I have a question regarding PAM in creating a complex password.

Passwords for classified systems must have the following characteristics:Minimum password length (8-characters), Password composition (mixture of characters/numbers, and upper/lower case) (i.e. complex or strong password)

Linux has some problems here in the way it uses credits. This is the string we have been using:
password required /lib/security/pam_cracklib.so retry=5 minlen=11 dcredit=1 ucredit=1 lcredit=1 ocredit=1 difok=2

NISPOM requires eight characters, minlen may =11, but Aa1!? may satisfy the password requirement.

So the question is what string do we need to ensure 8 characters is really the min length and the password meets complexity requirements. (try something Aa!1$$@ only 7 chars which is less than the required 8 but meets the complexity requirement)

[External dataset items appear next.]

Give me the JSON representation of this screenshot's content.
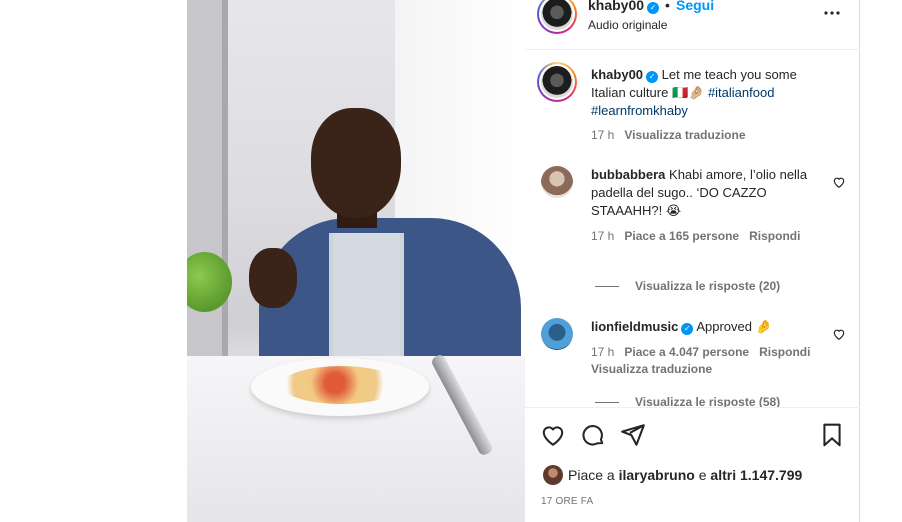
{
  "post": {
    "username": "khaby00",
    "dot": "•",
    "follow_label": "Segui",
    "audio": "Audio originale",
    "more_icon": "more-horizontal-icon"
  },
  "caption": {
    "username": "khaby00",
    "text": "Let me teach you some Italian culture ",
    "emoji": "🇮🇹🤌🏼",
    "hashtags": [
      "#italianfood",
      "#learnfromkhaby"
    ],
    "time": "17 h",
    "translate": "Visualizza traduzione"
  },
  "comments": [
    {
      "username": "bubbabbera",
      "text": "Khabi amore, l’olio nella padella del sugo.. ‘DO CAZZO STAAAHH?! ",
      "emoji": "😭",
      "time": "17 h",
      "likes": "Piace a 165 persone",
      "reply": "Rispondi",
      "view_replies": "Visualizza le risposte (20)"
    },
    {
      "username": "lionfieldmusic",
      "text": "Approved ",
      "emoji": "🤌",
      "time": "17 h",
      "likes": "Piace a 4.047 persone",
      "reply": "Rispondi",
      "translate": "Visualizza traduzione",
      "view_replies": "Visualizza le risposte (58)"
    }
  ],
  "footer": {
    "likes_prefix": "Piace a ",
    "likes_user": "ilaryabruno",
    "likes_mid": " e ",
    "likes_others": "altri 1.147.799",
    "time_ago": "17 ORE FA"
  },
  "colors": {
    "accent": "#0095f6",
    "hashtag": "#00376b",
    "muted": "#737373",
    "text": "#262626"
  }
}
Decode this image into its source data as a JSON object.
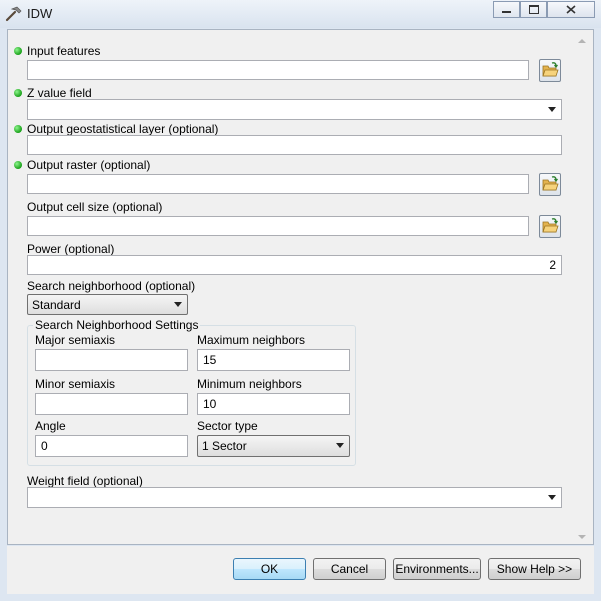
{
  "window": {
    "title": "IDW",
    "icon": "hammer-icon",
    "controls": {
      "minimize": "minimize-icon",
      "maximize": "maximize-icon",
      "close": "close-icon"
    }
  },
  "form": {
    "input_features": {
      "label": "Input features",
      "value": "",
      "required": true
    },
    "z_value_field": {
      "label": "Z value field",
      "value": "",
      "required": true
    },
    "output_geo_layer": {
      "label": "Output geostatistical layer (optional)",
      "value": "",
      "required": true
    },
    "output_raster": {
      "label": "Output raster (optional)",
      "value": "",
      "required": true
    },
    "output_cell_size": {
      "label": "Output cell size (optional)",
      "value": ""
    },
    "power": {
      "label": "Power (optional)",
      "value": "2"
    },
    "search_neighborhood": {
      "label": "Search neighborhood (optional)",
      "value": "Standard"
    },
    "neighborhood_settings": {
      "title": "Search Neighborhood Settings",
      "major_semiaxis": {
        "label": "Major semiaxis",
        "value": ""
      },
      "maximum_neighbors": {
        "label": "Maximum neighbors",
        "value": "15"
      },
      "minor_semiaxis": {
        "label": "Minor semiaxis",
        "value": ""
      },
      "minimum_neighbors": {
        "label": "Minimum neighbors",
        "value": "10"
      },
      "angle": {
        "label": "Angle",
        "value": "0"
      },
      "sector_type": {
        "label": "Sector type",
        "value": "1 Sector"
      }
    },
    "weight_field": {
      "label": "Weight field (optional)",
      "value": ""
    }
  },
  "buttons": {
    "ok": "OK",
    "cancel": "Cancel",
    "environments": "Environments...",
    "show_help": "Show Help >>"
  },
  "colors": {
    "required_dot": "#19a019",
    "accent": "#3c7fb1"
  }
}
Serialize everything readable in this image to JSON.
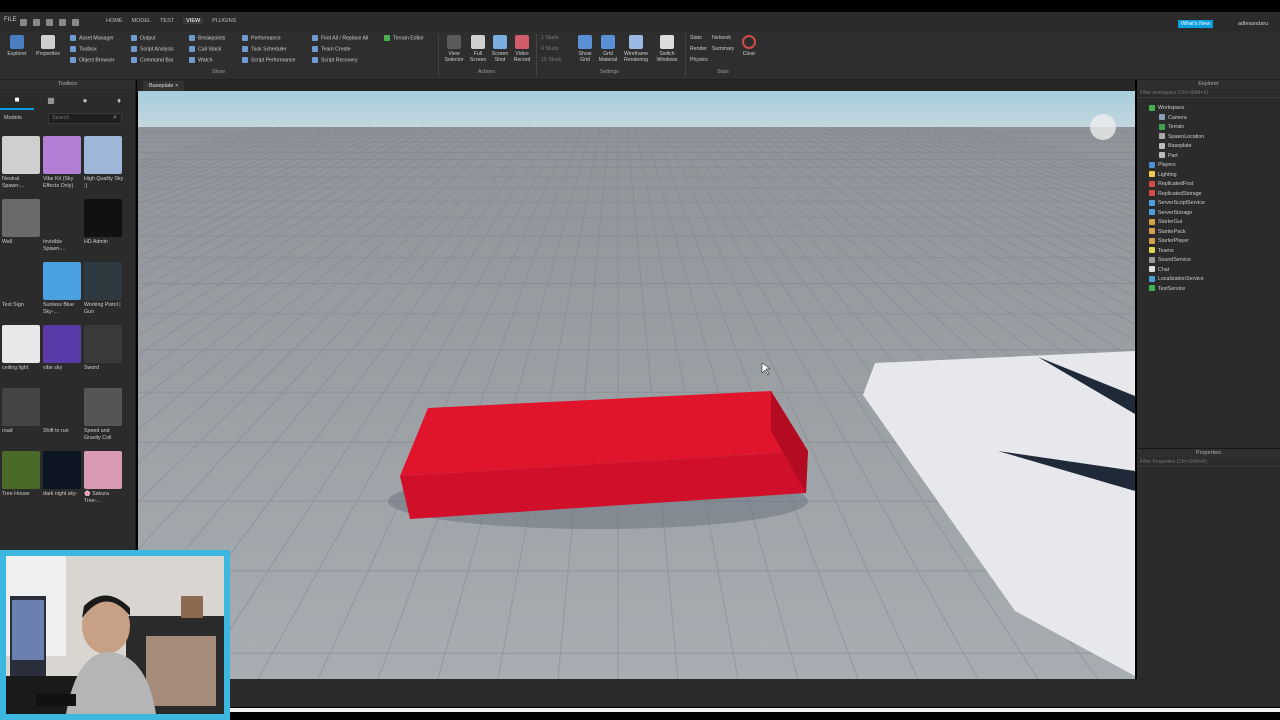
{
  "titlebar": {
    "file_label": "FILE",
    "tabs": [
      "HOME",
      "MODEL",
      "TEST",
      "VIEW",
      "PLUGINS"
    ],
    "active_tab": "VIEW",
    "whats_new": "What's New",
    "username": "adlexandaru"
  },
  "ribbon": {
    "explorer": "Explorer",
    "properties": "Properties",
    "show_items": [
      "Asset Manager",
      "Toolbox",
      "Object Browser",
      "Output",
      "Script Analysis",
      "Command Bar",
      "Breakpoints",
      "Call Stack",
      "Watch",
      "Performance",
      "Task Scheduler",
      "Script Performance",
      "Find All / Replace All",
      "Team Create",
      "Script Recovery",
      "Terrain Editor"
    ],
    "group_show": "Show",
    "view_selector": "View Selector",
    "full_screen": "Full Screen",
    "screen_shot": "Screen Shot",
    "video_record": "Video Record",
    "group_actions": "Actions",
    "studs": [
      "1 Studs",
      "4 Studs",
      "16 Studs"
    ],
    "show_grid": "Show Grid",
    "grid_material": "Grid Material",
    "wireframe_rendering": "Wireframe Rendering",
    "switch_windows": "Switch Windows",
    "group_settings": "Settings",
    "stats_items": [
      "Stats",
      "Render",
      "Physics",
      "Network",
      "Summary"
    ],
    "clear": "Clear",
    "group_stats": "Stats"
  },
  "toolbox": {
    "title": "Toolbox",
    "category": "Models",
    "search_placeholder": "Search",
    "models": [
      {
        "label": "Neutral Spawn-...",
        "color": "#cfcfcf"
      },
      {
        "label": "Vibe Kit (Sky Effects Only)",
        "color": "#b37fd6"
      },
      {
        "label": "High Quality Sky :)",
        "color": "#9eb7d9"
      },
      {
        "label": "Wall",
        "color": "#6a6a6a"
      },
      {
        "label": "Invisible Spawn-...",
        "color": "#2b2b2b"
      },
      {
        "label": "HD Admin",
        "color": "#111111"
      },
      {
        "label": "Text Sign",
        "color": "#2b2b2b"
      },
      {
        "label": "Sunless Blue Sky-...",
        "color": "#4aa0e0"
      },
      {
        "label": "Working Pistol | Gun",
        "color": "#2f3a40"
      },
      {
        "label": "ceiling light",
        "color": "#e8e8e8"
      },
      {
        "label": "vibe sky",
        "color": "#5a3aa8"
      },
      {
        "label": "Sword",
        "color": "#3a3a3a"
      },
      {
        "label": "road",
        "color": "#444444"
      },
      {
        "label": "Shift to run",
        "color": "#2b2b2b"
      },
      {
        "label": "Speed and Gravity Coil",
        "color": "#555555"
      },
      {
        "label": "Tree House",
        "color": "#4a6a2a"
      },
      {
        "label": "dark night sky-",
        "color": "#0d1522"
      },
      {
        "label": "🌸 Sakura Tree-...",
        "color": "#d99ab6"
      }
    ]
  },
  "viewport": {
    "tab_label": "Baseplate"
  },
  "explorer": {
    "title": "Explorer",
    "filter": "Filter workspace (Ctrl+Shift+X)",
    "items": [
      {
        "label": "Workspace",
        "depth": 0,
        "color": "#3fb34f"
      },
      {
        "label": "Camera",
        "depth": 1,
        "color": "#8aa0b8"
      },
      {
        "label": "Terrain",
        "depth": 1,
        "color": "#3fa34f"
      },
      {
        "label": "SpawnLocation",
        "depth": 1,
        "color": "#aaaaaa"
      },
      {
        "label": "Baseplate",
        "depth": 1,
        "color": "#bbbbbb"
      },
      {
        "label": "Part",
        "depth": 1,
        "color": "#bbbbbb"
      },
      {
        "label": "Players",
        "depth": 0,
        "color": "#4a8fd9"
      },
      {
        "label": "Lighting",
        "depth": 0,
        "color": "#f2c94c"
      },
      {
        "label": "ReplicatedFirst",
        "depth": 0,
        "color": "#d94a4a"
      },
      {
        "label": "ReplicatedStorage",
        "depth": 0,
        "color": "#d94a4a"
      },
      {
        "label": "ServerScriptService",
        "depth": 0,
        "color": "#4a9fd9"
      },
      {
        "label": "ServerStorage",
        "depth": 0,
        "color": "#4a9fd9"
      },
      {
        "label": "StarterGui",
        "depth": 0,
        "color": "#d9a04a"
      },
      {
        "label": "StarterPack",
        "depth": 0,
        "color": "#d9a04a"
      },
      {
        "label": "StarterPlayer",
        "depth": 0,
        "color": "#d9a04a"
      },
      {
        "label": "Teams",
        "depth": 0,
        "color": "#d9d94a"
      },
      {
        "label": "SoundService",
        "depth": 0,
        "color": "#999999"
      },
      {
        "label": "Chat",
        "depth": 0,
        "color": "#dddddd"
      },
      {
        "label": "LocalizationService",
        "depth": 0,
        "color": "#4a9fd9"
      },
      {
        "label": "TestService",
        "depth": 0,
        "color": "#3fb34f"
      }
    ]
  },
  "properties": {
    "title": "Properties",
    "filter": "Filter Properties (Ctrl+Shift+P)"
  }
}
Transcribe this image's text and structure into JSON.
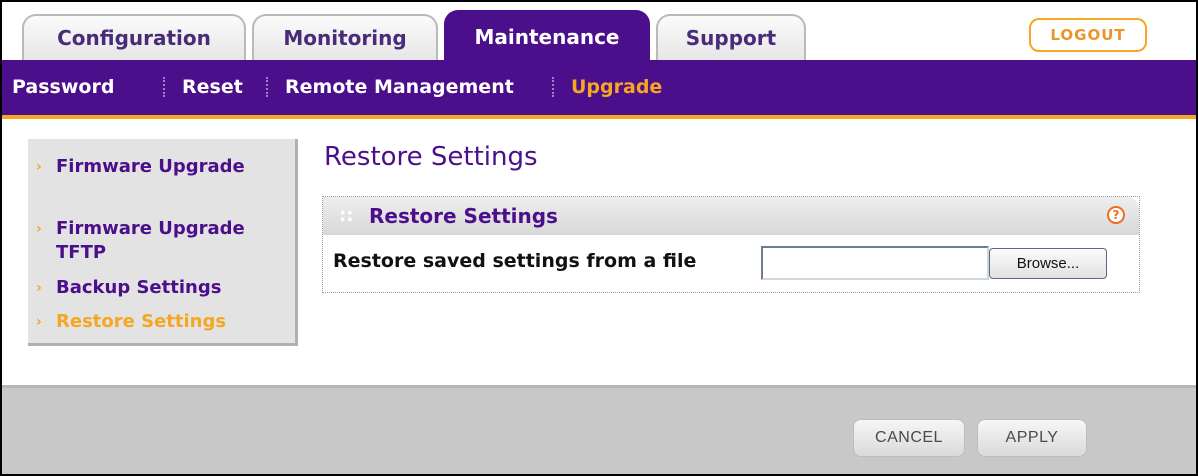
{
  "tabs": [
    {
      "label": "Configuration",
      "active": false
    },
    {
      "label": "Monitoring",
      "active": false
    },
    {
      "label": "Maintenance",
      "active": true
    },
    {
      "label": "Support",
      "active": false
    }
  ],
  "logout_label": "LOGOUT",
  "subnav": [
    {
      "label": "Password",
      "active": false
    },
    {
      "label": "Reset",
      "active": false
    },
    {
      "label": "Remote Management",
      "active": false
    },
    {
      "label": "Upgrade",
      "active": true
    }
  ],
  "sidebar": [
    {
      "label": "Firmware Upgrade",
      "active": false
    },
    {
      "label": "Firmware Upgrade TFTP",
      "active": false
    },
    {
      "label": "Backup Settings",
      "active": false
    },
    {
      "label": "Restore Settings",
      "active": true
    }
  ],
  "page_title": "Restore Settings",
  "panel": {
    "title": "Restore Settings",
    "help_glyph": "?",
    "row_label": "Restore saved settings from a file",
    "file_value": "",
    "browse_label": "Browse..."
  },
  "footer": {
    "cancel_label": "CANCEL",
    "apply_label": "APPLY"
  },
  "colors": {
    "brand_purple": "#4b0f8c",
    "accent_orange": "#f5a623"
  },
  "icons": {
    "sidebar_arrow": "chevron-right-icon",
    "panel_grip": "drag-grip-icon",
    "help": "help-icon"
  }
}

Any help you can offer would be greatly appreciated!

I had a similar problem ... it turns out it was with the "credits" I was issueing. I was using a credit like you have: dcredit=1 .... this is not correct, it should be: dcredit=-1

*possibly* the reason why you can type in a seven character password (even though you specify minlen=11) at the command line is because you've ALREADY GIVEN CREDIT for 4 characters BEFORE the password is even entered (ucredit=1 lcredit=1 difok=2 == 4; 11 - 4 = 7).

You should change your line to look like this:

-- Tony

Just so you know, I was fighting for hours with PAM and minlength. I just read this and it solved all my problems. Thanks!

That did not work for me. I'm using RedHat Linux 8.0 and RedHat Linux 9.0 on 2 different systems. I have tried everything on both systems relating to system-auth, and I cannot get it to work. Any ideas?